The ImageMagick Sharpen Operation

ImageMagick has a sharpen operation. It's not an unsharp mask, the standard weapon of image sharpening - that's unsharp. So what is it? The documentation says "Sharpen the image. Use a Gaussian operator of the given radius and standard deviation (sigma).". And that's it. Helpful!

Luckily, ImageMagick is open source, so we can see for ourselves. The key code is in effect.c, in the SharpenImageChannel function (called from SharpenImage). For what it's worth, the comment says:

%  SharpenImage() sharpens the image.  We convolve the image with a Gaussian
%  operator of the given radius and standard deviation (sigma).  For
%  reasonable results, radius should be larger than sigma.  Use a radius of 0
%  and SharpenImage() selects a suitable radius for you.
%  Using a separable kernel would be faster, but the negative weights cancel
%  out on the corners of the kernel producing often undesirable ringing in the
%  filtered result; this can be avoided by using a 2D gaussian shaped image
%  sharpening kernel instead.

And, arch as this is, the code bears this out: It consists of two phases: preparation of a kernel, and then convolution of the image with it. The convolution appears to be completely standard, and so it's the preparation of the kernel that's of interest. The code for that is as follows (paraphrased in a dialect of C that may not actually compile anywhere):

  const double PI = 3.1415926535897931 ;
  long width = GetOptimalKernelWidth2D(radius, sigma) ;
  double *kernel = malloc(sizeof(double) * width * width) ;
  long i = 0 ;
  long u = 0 ;
  long v = 0 ;
  double normalize = 0.0 ;
  for (v = -width/2; v <= width/2; ++v)
    for (u = -width/2; u <= width/2; ++u)
      double alpha = exp(-(u*u + v*v) / (2.0 * sigma * sigma)) ;
      kernel[i] = -alpha / (2.0 * PI * sigma * sigma)) ;
      if ((width < 3) || (u != 0) || (v != 0))
        normalize += kernel[i] ;
      ++i ;
  kernel[i/2] = -2.0 * normalize ;

GetOptimalKernelWidth2D is in gem.c, and i'm not going to worry about what it does for now.

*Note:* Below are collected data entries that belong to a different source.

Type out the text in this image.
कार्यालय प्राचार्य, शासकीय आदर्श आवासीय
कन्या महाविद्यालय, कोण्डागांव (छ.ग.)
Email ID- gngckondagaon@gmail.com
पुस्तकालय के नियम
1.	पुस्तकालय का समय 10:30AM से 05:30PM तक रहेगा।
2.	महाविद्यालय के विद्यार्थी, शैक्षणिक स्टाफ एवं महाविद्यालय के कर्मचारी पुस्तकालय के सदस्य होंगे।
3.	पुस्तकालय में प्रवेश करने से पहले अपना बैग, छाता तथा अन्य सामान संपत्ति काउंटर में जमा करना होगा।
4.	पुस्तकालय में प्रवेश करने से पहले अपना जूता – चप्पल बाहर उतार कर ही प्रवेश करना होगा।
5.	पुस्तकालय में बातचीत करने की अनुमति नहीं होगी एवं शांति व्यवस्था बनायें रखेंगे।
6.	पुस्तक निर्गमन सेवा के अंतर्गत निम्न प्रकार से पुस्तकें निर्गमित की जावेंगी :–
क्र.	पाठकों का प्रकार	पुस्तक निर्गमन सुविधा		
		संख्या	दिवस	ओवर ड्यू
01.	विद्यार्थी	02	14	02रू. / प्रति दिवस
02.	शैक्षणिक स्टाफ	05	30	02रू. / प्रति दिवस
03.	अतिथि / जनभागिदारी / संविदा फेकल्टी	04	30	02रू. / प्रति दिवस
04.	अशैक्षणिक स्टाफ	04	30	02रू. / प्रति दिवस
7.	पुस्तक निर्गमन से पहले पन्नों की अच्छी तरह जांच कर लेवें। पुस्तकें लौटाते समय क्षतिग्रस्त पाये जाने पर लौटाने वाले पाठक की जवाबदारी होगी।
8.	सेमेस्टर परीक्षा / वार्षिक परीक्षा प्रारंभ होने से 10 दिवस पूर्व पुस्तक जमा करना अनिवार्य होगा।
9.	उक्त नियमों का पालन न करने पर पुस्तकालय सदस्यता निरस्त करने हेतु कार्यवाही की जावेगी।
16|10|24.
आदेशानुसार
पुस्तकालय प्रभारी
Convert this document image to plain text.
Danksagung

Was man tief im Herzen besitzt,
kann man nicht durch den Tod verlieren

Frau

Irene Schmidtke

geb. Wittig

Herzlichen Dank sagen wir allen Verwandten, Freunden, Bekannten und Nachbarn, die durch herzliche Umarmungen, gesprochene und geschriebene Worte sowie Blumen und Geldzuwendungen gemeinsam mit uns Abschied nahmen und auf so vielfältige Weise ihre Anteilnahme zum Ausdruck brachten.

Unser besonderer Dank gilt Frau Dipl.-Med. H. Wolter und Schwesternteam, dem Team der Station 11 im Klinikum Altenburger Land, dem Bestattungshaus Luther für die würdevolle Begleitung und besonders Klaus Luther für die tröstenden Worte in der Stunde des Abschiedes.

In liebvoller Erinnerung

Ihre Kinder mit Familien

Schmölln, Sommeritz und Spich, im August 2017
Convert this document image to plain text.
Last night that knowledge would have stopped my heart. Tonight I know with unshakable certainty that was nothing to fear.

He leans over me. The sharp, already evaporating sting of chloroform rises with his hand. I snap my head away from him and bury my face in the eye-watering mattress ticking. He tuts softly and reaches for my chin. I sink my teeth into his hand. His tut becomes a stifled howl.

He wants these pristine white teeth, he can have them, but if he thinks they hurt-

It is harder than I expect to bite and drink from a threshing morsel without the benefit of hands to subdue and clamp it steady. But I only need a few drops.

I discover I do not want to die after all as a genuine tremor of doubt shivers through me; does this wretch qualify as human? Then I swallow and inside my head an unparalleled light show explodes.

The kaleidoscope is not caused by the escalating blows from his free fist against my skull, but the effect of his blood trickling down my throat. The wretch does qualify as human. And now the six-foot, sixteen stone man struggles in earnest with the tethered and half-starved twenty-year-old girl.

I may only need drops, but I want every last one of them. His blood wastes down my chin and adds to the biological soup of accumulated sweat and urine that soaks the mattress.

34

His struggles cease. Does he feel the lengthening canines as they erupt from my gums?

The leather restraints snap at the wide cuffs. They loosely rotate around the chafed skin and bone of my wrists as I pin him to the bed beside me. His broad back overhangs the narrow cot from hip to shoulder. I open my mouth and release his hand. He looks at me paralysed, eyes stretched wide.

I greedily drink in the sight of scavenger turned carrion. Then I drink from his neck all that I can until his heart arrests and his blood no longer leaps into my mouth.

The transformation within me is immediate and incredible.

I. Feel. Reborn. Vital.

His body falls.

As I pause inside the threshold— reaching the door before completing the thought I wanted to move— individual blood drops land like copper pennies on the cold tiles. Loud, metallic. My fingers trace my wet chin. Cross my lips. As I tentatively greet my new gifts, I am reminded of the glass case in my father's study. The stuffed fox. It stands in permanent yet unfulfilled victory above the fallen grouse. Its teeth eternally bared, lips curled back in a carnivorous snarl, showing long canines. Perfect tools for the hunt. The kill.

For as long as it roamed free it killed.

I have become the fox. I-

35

So, what does this do? Well, a lot of it is fairly obvious shunting as comprises most of any program - call a helper function (defined in gem.c, and which i haven't delved into yet) to compute the size of the kernel, allocate memory for the kernel, set up some zero variables. Then, loop over the kernel in two dimensions, with v and u instead of y and x, for some reason. Along with those loops, we maintain an counter, i, which is an index into the kernel array, pointing to the entry corresponding to the coordinate (u, v); incrementing it separately saves having to calculate it from u and v every time, which would be a minor pain. In the heart of the loop, do two things: calculate the value of the kernel at (u, v) and put it in kernel[i], and update the 'normalize' variable. After we finish the loops, set the central element of the kernel (at position i/2, where i has by now reached the size of the kernel array) to a particular value.

So, how are the kernel values calculated? There's a load of maths type stuffs with alphas, the exponential function, sum of squares of coordinates, the square of sigma, etc. Like it says in the comment, this is computing a Gaussian distribution: take a line through this kernel, and you have a bell curve. Why a Gaussian? It's a standard for convolution kernels. Yes, but why? I think it's because it's an approximation to the two-dimensional sinc function (aka the Airy disc, which is the way diffraction spreads out light, which is what we're trying to reverse here) without all the irritating higher-order maxima, and it has some nice analytical properties (self-inverse in Fourier space or something, i don't know). Note that the kernel values are all negative: alpha, being the output of exp, is always positive, and sigma is always positive, so -alpha over a positive constant times sigma is always negative.

So, what's the normalisation bit about? Well, we add up all the values in the kernel, excluding the central element, which fails the (u != 0) || (v != 0) test (except when the kernel is tiny, although i don't see how a tiny kernel is even possible), and set the central element of the kernel to -2 times the total. This means that the total value of the kernel is -normalize.

So what does this all do? Well, the shape of the kernel is a negative Gaussian with a big positive spike in the middle. The image produced by convolution by that kernel is equal to the convolution of the source with a positive Gaussian subtracted from two times the source image. Right? Think about it. What does that look like? Hey, that's exactly what an unsharp mask is! A basic one, anyway: there's no thresholding, and no control over how much of the blurred image is subtracted from the source - 'amount' in the usual terminology. The lack of control over amount is slightly odd, since it could easily be done by changing the value of -2.